В долгие годы твоего детства и ранней юности ты была в моих глазах лишь доброй девочкой, которую невежды называли чудом образованности и воспитания. В условиях, которые я для тебя создал, всякое дитя было бы таким же. Но мало-помалу, созерцая твою молодую жизнь, протекавшую так близко от моей, я выносил от нее ту светлую радость, которой не мог найти в созерцании самого себя. Я не умел во всю свою жизнь, не умею и теперь высказать силу своей привязанности к тебе, моя дочь, не смогу передать в словах и торжества, испытываемого мной, когда я почувствовал как-то, что я принял в качестве тяжелой, неблагодарной обязанности, стало живой водой, обновившей мою жизнь.
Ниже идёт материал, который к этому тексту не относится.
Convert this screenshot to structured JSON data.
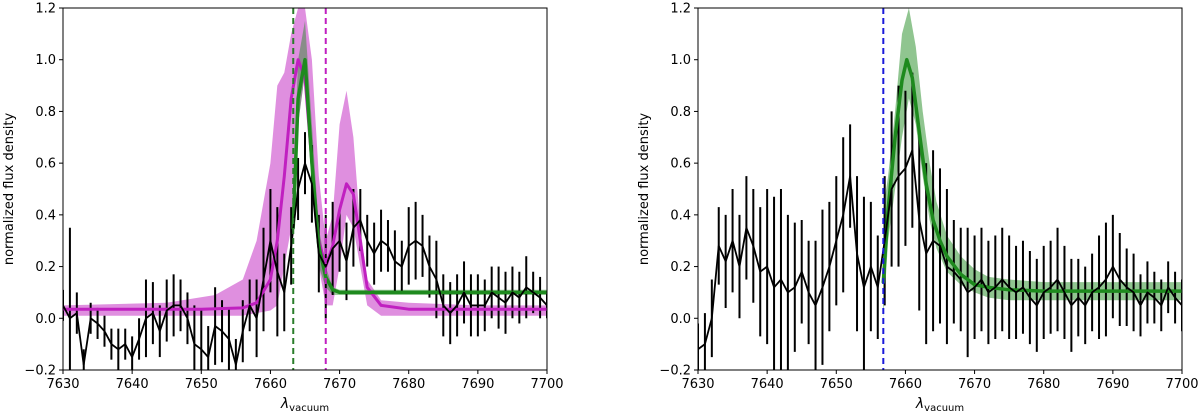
{
  "chart_data": [
    {
      "type": "line",
      "title": "",
      "xlabel": "λ",
      "xlabel_sub": "vacuum",
      "ylabel": "normalized flux density",
      "xlim": [
        7630,
        7700
      ],
      "ylim": [
        -0.2,
        1.2
      ],
      "xticks": [
        7630,
        7640,
        7650,
        7660,
        7670,
        7680,
        7690,
        7700
      ],
      "xtick_labels": [
        "7630",
        "7640",
        "7650",
        "7660",
        "7670",
        "7680",
        "7690",
        "7700"
      ],
      "yticks": [
        -0.2,
        0.0,
        0.2,
        0.4,
        0.6,
        0.8,
        1.0,
        1.2
      ],
      "ytick_labels": [
        "−0.2",
        "0.0",
        "0.2",
        "0.4",
        "0.6",
        "0.8",
        "1.0",
        "1.2"
      ],
      "grid": false,
      "vlines": [
        {
          "x": 7663.3,
          "color": "#2a7d2a",
          "style": "dashed"
        },
        {
          "x": 7668.0,
          "color": "#c020c0",
          "style": "dashed"
        }
      ],
      "bands": [
        {
          "color": "#c020c0",
          "opacity": 0.5,
          "x": [
            7630,
            7645,
            7652,
            7656,
            7658,
            7660,
            7661,
            7662,
            7663,
            7664,
            7665,
            7666,
            7667,
            7668,
            7669,
            7670,
            7671,
            7672,
            7673,
            7674,
            7676,
            7680,
            7690,
            7700
          ],
          "lower": [
            0.01,
            0.01,
            0.01,
            0.01,
            0.02,
            0.03,
            0.05,
            0.2,
            0.35,
            0.75,
            0.95,
            0.6,
            0.2,
            0.05,
            0.05,
            0.2,
            0.4,
            0.35,
            0.2,
            0.05,
            0.01,
            0.01,
            0.01,
            0.01
          ],
          "upper": [
            0.05,
            0.06,
            0.09,
            0.15,
            0.3,
            0.6,
            0.9,
            0.95,
            1.1,
            1.2,
            1.2,
            1.0,
            0.55,
            0.3,
            0.4,
            0.75,
            0.88,
            0.7,
            0.35,
            0.15,
            0.07,
            0.06,
            0.05,
            0.05
          ]
        },
        {
          "color": "#228b22",
          "opacity": 0.45,
          "x": [
            7663.0,
            7664.0,
            7665.0,
            7666.0,
            7667.0,
            7668.0,
            7669.0,
            7670.0,
            7700
          ],
          "lower": [
            0.2,
            0.75,
            0.95,
            0.55,
            0.2,
            0.12,
            0.09,
            0.09,
            0.09
          ],
          "upper": [
            0.3,
            1.0,
            1.15,
            0.75,
            0.35,
            0.2,
            0.12,
            0.11,
            0.11
          ]
        }
      ],
      "series": [
        {
          "color": "#c020c0",
          "width": 3,
          "x": [
            7630,
            7650,
            7656,
            7658,
            7660,
            7661,
            7662,
            7663,
            7664,
            7665,
            7666,
            7667,
            7668,
            7669,
            7670,
            7671,
            7672,
            7673,
            7674,
            7676,
            7680,
            7700
          ],
          "y": [
            0.035,
            0.035,
            0.04,
            0.06,
            0.15,
            0.3,
            0.55,
            0.85,
            1.0,
            0.93,
            0.6,
            0.3,
            0.2,
            0.28,
            0.42,
            0.52,
            0.48,
            0.3,
            0.12,
            0.05,
            0.035,
            0.035
          ]
        },
        {
          "color": "#1e8a1e",
          "width": 3.5,
          "x": [
            7663.3,
            7664.0,
            7665.0,
            7666.0,
            7667.0,
            7668.0,
            7669.0,
            7670.0,
            7672.0,
            7700
          ],
          "y": [
            0.35,
            0.85,
            1.0,
            0.6,
            0.28,
            0.16,
            0.11,
            0.1,
            0.1,
            0.1
          ]
        },
        {
          "color": "#000000",
          "width": 1.8,
          "x": [
            7630,
            7631,
            7632,
            7633,
            7634,
            7635,
            7636,
            7637,
            7638,
            7639,
            7640,
            7641,
            7642,
            7643,
            7644,
            7645,
            7646,
            7647,
            7648,
            7649,
            7650,
            7651,
            7652,
            7653,
            7654,
            7655,
            7656,
            7657,
            7658,
            7659,
            7660,
            7661,
            7662,
            7663,
            7664,
            7665,
            7666,
            7667,
            7668,
            7669,
            7670,
            7671,
            7672,
            7673,
            7674,
            7675,
            7676,
            7677,
            7678,
            7679,
            7680,
            7681,
            7682,
            7683,
            7684,
            7685,
            7686,
            7687,
            7688,
            7689,
            7690,
            7691,
            7692,
            7693,
            7694,
            7695,
            7696,
            7697,
            7698,
            7699,
            7700
          ],
          "y": [
            0.05,
            0.0,
            0.02,
            -0.18,
            0.0,
            -0.02,
            -0.05,
            -0.1,
            -0.12,
            -0.1,
            -0.15,
            -0.08,
            0.0,
            0.02,
            -0.05,
            0.03,
            0.05,
            0.05,
            0.0,
            -0.1,
            -0.12,
            -0.15,
            -0.03,
            -0.05,
            -0.08,
            -0.18,
            -0.05,
            0.05,
            0.0,
            0.15,
            0.3,
            0.18,
            0.1,
            0.28,
            0.5,
            0.6,
            0.52,
            0.25,
            0.2,
            0.27,
            0.3,
            0.22,
            0.35,
            0.38,
            0.3,
            0.25,
            0.3,
            0.28,
            0.22,
            0.2,
            0.28,
            0.3,
            0.28,
            0.2,
            0.15,
            0.05,
            0.02,
            0.05,
            0.1,
            0.05,
            0.05,
            0.05,
            0.1,
            0.08,
            0.06,
            0.1,
            0.08,
            0.12,
            0.1,
            0.08,
            0.05
          ]
        }
      ],
      "errorbars": {
        "color": "#000000",
        "x": [
          7630,
          7631,
          7632,
          7633,
          7634,
          7635,
          7636,
          7637,
          7638,
          7639,
          7640,
          7641,
          7642,
          7643,
          7644,
          7645,
          7646,
          7647,
          7648,
          7649,
          7650,
          7651,
          7652,
          7653,
          7654,
          7655,
          7656,
          7657,
          7658,
          7659,
          7660,
          7661,
          7662,
          7663,
          7664,
          7665,
          7666,
          7667,
          7668,
          7669,
          7670,
          7671,
          7672,
          7673,
          7674,
          7675,
          7676,
          7677,
          7678,
          7679,
          7680,
          7681,
          7682,
          7683,
          7684,
          7685,
          7686,
          7687,
          7688,
          7689,
          7690,
          7691,
          7692,
          7693,
          7694,
          7695,
          7696,
          7697,
          7698,
          7699,
          7700
        ],
        "err": [
          0.06,
          0.35,
          0.08,
          0.06,
          0.06,
          0.06,
          0.06,
          0.06,
          0.08,
          0.06,
          0.08,
          0.08,
          0.15,
          0.12,
          0.1,
          0.12,
          0.12,
          0.1,
          0.1,
          0.15,
          0.15,
          0.12,
          0.15,
          0.12,
          0.12,
          0.1,
          0.12,
          0.1,
          0.15,
          0.2,
          0.2,
          0.25,
          0.15,
          0.15,
          0.12,
          0.12,
          0.15,
          0.15,
          0.2,
          0.18,
          0.12,
          0.15,
          0.15,
          0.12,
          0.1,
          0.12,
          0.12,
          0.1,
          0.12,
          0.1,
          0.15,
          0.15,
          0.12,
          0.12,
          0.15,
          0.12,
          0.12,
          0.12,
          0.12,
          0.12,
          0.12,
          0.1,
          0.1,
          0.12,
          0.12,
          0.1,
          0.1,
          0.12,
          0.08,
          0.08,
          0.05
        ]
      }
    },
    {
      "type": "line",
      "title": "",
      "xlabel": "λ",
      "xlabel_sub": "vacuum",
      "ylabel": "normalized flux density",
      "xlim": [
        7630,
        7700
      ],
      "ylim": [
        -0.2,
        1.2
      ],
      "xticks": [
        7630,
        7640,
        7650,
        7660,
        7670,
        7680,
        7690,
        7700
      ],
      "xtick_labels": [
        "7630",
        "7640",
        "7650",
        "7660",
        "7670",
        "7680",
        "7690",
        "7700"
      ],
      "yticks": [
        -0.2,
        0.0,
        0.2,
        0.4,
        0.6,
        0.8,
        1.0,
        1.2
      ],
      "ytick_labels": [
        "−0.2",
        "0.0",
        "0.2",
        "0.4",
        "0.6",
        "0.8",
        "1.0",
        "1.2"
      ],
      "grid": false,
      "vlines": [
        {
          "x": 7656.8,
          "color": "#1a1adb",
          "style": "dashed"
        }
      ],
      "bands": [
        {
          "color": "#228b22",
          "opacity": 0.5,
          "x": [
            7656.8,
            7657.5,
            7658.5,
            7659.5,
            7660.5,
            7661.5,
            7662.5,
            7663.5,
            7664.5,
            7666,
            7668,
            7670,
            7672,
            7675,
            7680,
            7690,
            7700
          ],
          "lower": [
            0.0,
            0.3,
            0.5,
            0.7,
            0.85,
            0.75,
            0.55,
            0.38,
            0.27,
            0.18,
            0.13,
            0.1,
            0.08,
            0.07,
            0.07,
            0.07,
            0.07
          ],
          "upper": [
            0.42,
            0.55,
            0.8,
            1.1,
            1.2,
            1.05,
            0.8,
            0.6,
            0.45,
            0.32,
            0.24,
            0.19,
            0.16,
            0.15,
            0.14,
            0.14,
            0.14
          ]
        }
      ],
      "series": [
        {
          "color": "#1e8a1e",
          "width": 3.5,
          "x": [
            7656.8,
            7657.5,
            7658.5,
            7659.5,
            7660.2,
            7661,
            7662,
            7663,
            7664,
            7665,
            7666,
            7668,
            7670,
            7672,
            7675,
            7680,
            7700
          ],
          "y": [
            0.14,
            0.42,
            0.7,
            0.92,
            1.0,
            0.93,
            0.72,
            0.52,
            0.38,
            0.3,
            0.24,
            0.17,
            0.13,
            0.12,
            0.11,
            0.105,
            0.105
          ]
        },
        {
          "color": "#000000",
          "width": 1.8,
          "x": [
            7630,
            7631,
            7632,
            7633,
            7634,
            7635,
            7636,
            7637,
            7638,
            7639,
            7640,
            7641,
            7642,
            7643,
            7644,
            7645,
            7646,
            7647,
            7648,
            7649,
            7650,
            7651,
            7652,
            7653,
            7654,
            7655,
            7656,
            7657,
            7658,
            7659,
            7660,
            7661,
            7662,
            7663,
            7664,
            7665,
            7666,
            7667,
            7668,
            7669,
            7670,
            7671,
            7672,
            7673,
            7674,
            7675,
            7676,
            7677,
            7678,
            7679,
            7680,
            7681,
            7682,
            7683,
            7684,
            7685,
            7686,
            7687,
            7688,
            7689,
            7690,
            7691,
            7692,
            7693,
            7694,
            7695,
            7696,
            7697,
            7698,
            7699,
            7700
          ],
          "y": [
            -0.12,
            -0.1,
            0.0,
            0.28,
            0.22,
            0.3,
            0.2,
            0.35,
            0.28,
            0.18,
            0.2,
            0.12,
            0.15,
            0.1,
            0.12,
            0.18,
            0.1,
            0.05,
            0.12,
            0.2,
            0.3,
            0.4,
            0.55,
            0.25,
            0.12,
            0.2,
            0.12,
            0.3,
            0.5,
            0.55,
            0.58,
            0.65,
            0.38,
            0.25,
            0.3,
            0.28,
            0.2,
            0.18,
            0.15,
            0.1,
            0.12,
            0.15,
            0.1,
            0.12,
            0.15,
            0.12,
            0.1,
            0.12,
            0.08,
            0.05,
            0.1,
            0.12,
            0.15,
            0.1,
            0.05,
            0.08,
            0.05,
            0.1,
            0.12,
            0.15,
            0.2,
            0.15,
            0.12,
            0.1,
            0.05,
            0.1,
            0.08,
            0.05,
            0.12,
            0.08,
            0.05
          ]
        }
      ],
      "errorbars": {
        "color": "#000000",
        "x": [
          7630,
          7631,
          7632,
          7633,
          7634,
          7635,
          7636,
          7637,
          7638,
          7639,
          7640,
          7641,
          7642,
          7643,
          7644,
          7645,
          7646,
          7647,
          7648,
          7649,
          7650,
          7651,
          7652,
          7653,
          7654,
          7655,
          7656,
          7657,
          7658,
          7659,
          7660,
          7661,
          7662,
          7663,
          7664,
          7665,
          7666,
          7667,
          7668,
          7669,
          7670,
          7671,
          7672,
          7673,
          7674,
          7675,
          7676,
          7677,
          7678,
          7679,
          7680,
          7681,
          7682,
          7683,
          7684,
          7685,
          7686,
          7687,
          7688,
          7689,
          7690,
          7691,
          7692,
          7693,
          7694,
          7695,
          7696,
          7697,
          7698,
          7699,
          7700
        ],
        "err": [
          0.1,
          0.12,
          0.15,
          0.15,
          0.18,
          0.2,
          0.2,
          0.2,
          0.22,
          0.25,
          0.3,
          0.35,
          0.35,
          0.3,
          0.25,
          0.2,
          0.2,
          0.25,
          0.3,
          0.25,
          0.25,
          0.3,
          0.2,
          0.3,
          0.35,
          0.25,
          0.2,
          0.25,
          0.3,
          0.35,
          0.3,
          0.3,
          0.35,
          0.35,
          0.35,
          0.3,
          0.3,
          0.2,
          0.2,
          0.25,
          0.2,
          0.2,
          0.2,
          0.2,
          0.2,
          0.2,
          0.18,
          0.18,
          0.18,
          0.18,
          0.18,
          0.18,
          0.2,
          0.18,
          0.18,
          0.15,
          0.15,
          0.15,
          0.2,
          0.22,
          0.2,
          0.18,
          0.15,
          0.15,
          0.12,
          0.12,
          0.1,
          0.1,
          0.1,
          0.1,
          0.1
        ]
      }
    }
  ]
}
Свою литературную работу, которая поглотила так много и твоего труда, я стал ценить лишь постольку, поскольку она служила тебе материалом для приобретения знаний, и ты будешь вполне справедлива к моим научным занятиям, если признаешь, что, хотя я и перебрал большие кучи песка, я не отыскал скрытых в них крупинок золота.